These days it’s difficult to determine what in fact is considered “indie” with a lot of smaller film companies actually falling under the umbrella of one of the “big bad” Hollywood movie machines. With that said, we turned to BAFTA for a little help, perusing their list of nominated (sometimes winning) independent films. And, here’s what we found streaming:
Sissy (Carey Mulligan) has no place to stay and barges in on her brother Brandon (Michael Fassbender) in the UK Film Council’s Shame, directed by Steve McQueen. She has been incessantly trying to get a hold of him, coming across as a scorned lover. In the meantime, he’s been extremely busy having paid-for-sex, daydreaming about sex and getting himself out of trouble for spending his work life online surfing sex sites. The film is sex-fueled but comes across as soft, quiet and fragile — the lack of dialogue welcomes viewers to fill in the blanks. Sissy searches for familial comfort while Brandon craves isolation.
2. Nowhere Boy
Nowhere Boy gives us a look at John Lennon (Aaron Johnson) as a budding musician in his formative teenage years.
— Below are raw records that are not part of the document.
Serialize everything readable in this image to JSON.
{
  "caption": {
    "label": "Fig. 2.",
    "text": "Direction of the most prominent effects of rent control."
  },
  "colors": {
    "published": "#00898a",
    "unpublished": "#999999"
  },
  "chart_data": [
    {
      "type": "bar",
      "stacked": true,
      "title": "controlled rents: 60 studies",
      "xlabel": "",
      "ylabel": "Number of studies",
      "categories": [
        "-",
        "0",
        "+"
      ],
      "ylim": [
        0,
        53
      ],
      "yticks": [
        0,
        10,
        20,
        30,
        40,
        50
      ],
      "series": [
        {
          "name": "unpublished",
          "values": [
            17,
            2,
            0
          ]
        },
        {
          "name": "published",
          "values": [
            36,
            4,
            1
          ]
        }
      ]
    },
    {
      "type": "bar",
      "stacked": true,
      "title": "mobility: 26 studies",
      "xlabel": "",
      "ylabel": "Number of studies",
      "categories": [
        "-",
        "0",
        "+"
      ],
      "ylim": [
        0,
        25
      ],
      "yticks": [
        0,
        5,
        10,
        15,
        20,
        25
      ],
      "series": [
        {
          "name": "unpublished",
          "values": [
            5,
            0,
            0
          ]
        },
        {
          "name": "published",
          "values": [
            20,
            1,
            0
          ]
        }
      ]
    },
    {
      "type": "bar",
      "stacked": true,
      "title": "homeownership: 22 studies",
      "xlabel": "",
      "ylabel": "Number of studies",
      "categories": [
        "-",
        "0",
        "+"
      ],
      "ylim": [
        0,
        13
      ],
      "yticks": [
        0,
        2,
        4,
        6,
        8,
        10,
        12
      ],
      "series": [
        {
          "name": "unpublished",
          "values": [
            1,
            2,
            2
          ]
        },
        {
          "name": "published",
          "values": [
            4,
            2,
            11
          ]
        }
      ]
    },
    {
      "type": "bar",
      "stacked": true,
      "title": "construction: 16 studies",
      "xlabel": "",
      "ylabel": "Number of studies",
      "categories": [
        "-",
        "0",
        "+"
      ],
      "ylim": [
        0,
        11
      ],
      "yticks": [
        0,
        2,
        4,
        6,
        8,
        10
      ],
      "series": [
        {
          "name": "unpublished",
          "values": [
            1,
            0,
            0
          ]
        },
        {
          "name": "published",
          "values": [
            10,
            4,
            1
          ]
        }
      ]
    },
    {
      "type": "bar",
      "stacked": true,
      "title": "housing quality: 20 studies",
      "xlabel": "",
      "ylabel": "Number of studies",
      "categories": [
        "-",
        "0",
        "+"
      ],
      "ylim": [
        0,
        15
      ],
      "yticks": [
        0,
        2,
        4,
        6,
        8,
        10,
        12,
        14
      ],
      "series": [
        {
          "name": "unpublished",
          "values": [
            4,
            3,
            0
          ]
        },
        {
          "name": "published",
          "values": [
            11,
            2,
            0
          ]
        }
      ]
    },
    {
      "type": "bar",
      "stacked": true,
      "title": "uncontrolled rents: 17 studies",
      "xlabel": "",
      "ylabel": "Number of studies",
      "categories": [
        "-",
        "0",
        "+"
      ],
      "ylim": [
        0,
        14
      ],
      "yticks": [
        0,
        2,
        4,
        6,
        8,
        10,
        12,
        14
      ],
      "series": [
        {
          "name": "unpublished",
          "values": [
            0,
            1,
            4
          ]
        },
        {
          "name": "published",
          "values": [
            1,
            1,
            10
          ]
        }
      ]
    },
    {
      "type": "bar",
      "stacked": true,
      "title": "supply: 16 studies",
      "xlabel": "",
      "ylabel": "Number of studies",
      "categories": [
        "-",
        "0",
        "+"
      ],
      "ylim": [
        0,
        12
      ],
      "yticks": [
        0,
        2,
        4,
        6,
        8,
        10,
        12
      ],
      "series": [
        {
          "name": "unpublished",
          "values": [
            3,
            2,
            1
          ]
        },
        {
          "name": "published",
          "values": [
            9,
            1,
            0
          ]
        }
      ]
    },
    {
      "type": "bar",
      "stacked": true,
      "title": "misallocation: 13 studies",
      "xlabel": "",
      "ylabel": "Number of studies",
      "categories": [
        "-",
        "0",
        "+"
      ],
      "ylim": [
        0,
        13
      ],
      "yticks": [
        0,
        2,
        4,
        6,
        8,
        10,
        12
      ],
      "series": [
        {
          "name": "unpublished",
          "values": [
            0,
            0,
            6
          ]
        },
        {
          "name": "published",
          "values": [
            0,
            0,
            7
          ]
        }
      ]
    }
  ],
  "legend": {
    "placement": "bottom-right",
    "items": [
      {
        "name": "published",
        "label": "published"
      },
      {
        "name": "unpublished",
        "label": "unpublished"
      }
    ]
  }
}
He was raised by his aunt (Kristin Scott Thomas), and Lennon himself doesn’t really know how he ended up with her. But during this time Lennon is reunited with his mother (Anne-Marie Duff) and befriends a musically inclined young lad by the name of Paul McCartney (played by Thomas Brodie-Sangster), who ultimately becomes his Beatles bandmate. This was director Sam Taylor’s feature-length film debut.
3. Dead Man’s Shoes
Richard (Paddy Considine) cares for his younger brother Anthony (Toby Kebbell) like he’s his own. When Richard finds out the local thugs brutalized Anthony while he was away in the army, he is taken over with rage. He has one thing on his mind and it’s getting revenge. This psychological thriller is terrifyingly real. Directed by Shane Meadows, this film was shot in just three weeks.
4. The Imposter
British filmmaker Bart Layton investigates the homecoming of a teenage Texan boy who was kidnapped three years earlier. But, bizarrely, the family soon realizes he is not their son but a French conman impersonating the missing boy. The first question that comes to mind is, “How could someone do this?” followed by, “Why would someone do this?” The film takes us through this heartbreaking betrayal of trust, examining human nature and getting to the answer.
5. In the Loop
Director Armando Iannuci’s dark comedy is a film spin off of the BBC series In the Thick. In the film the U.K. and U.S. are debating invading the Middle East but not everyone is on board. Minister for Social Development Simon Foster (Tom Hollander) slips during a BBC Radio interview, saying war in the Middle East is “unforeseeable” rather than staying neutral. He makes matters worse when trying to undo his mess up when saying there may be a need to “climb the mountain of conflict.” Steve Coogan portrays a fed up British constituent and the late James Gandolfini plays the very unbendable U.S. Lieutenant General.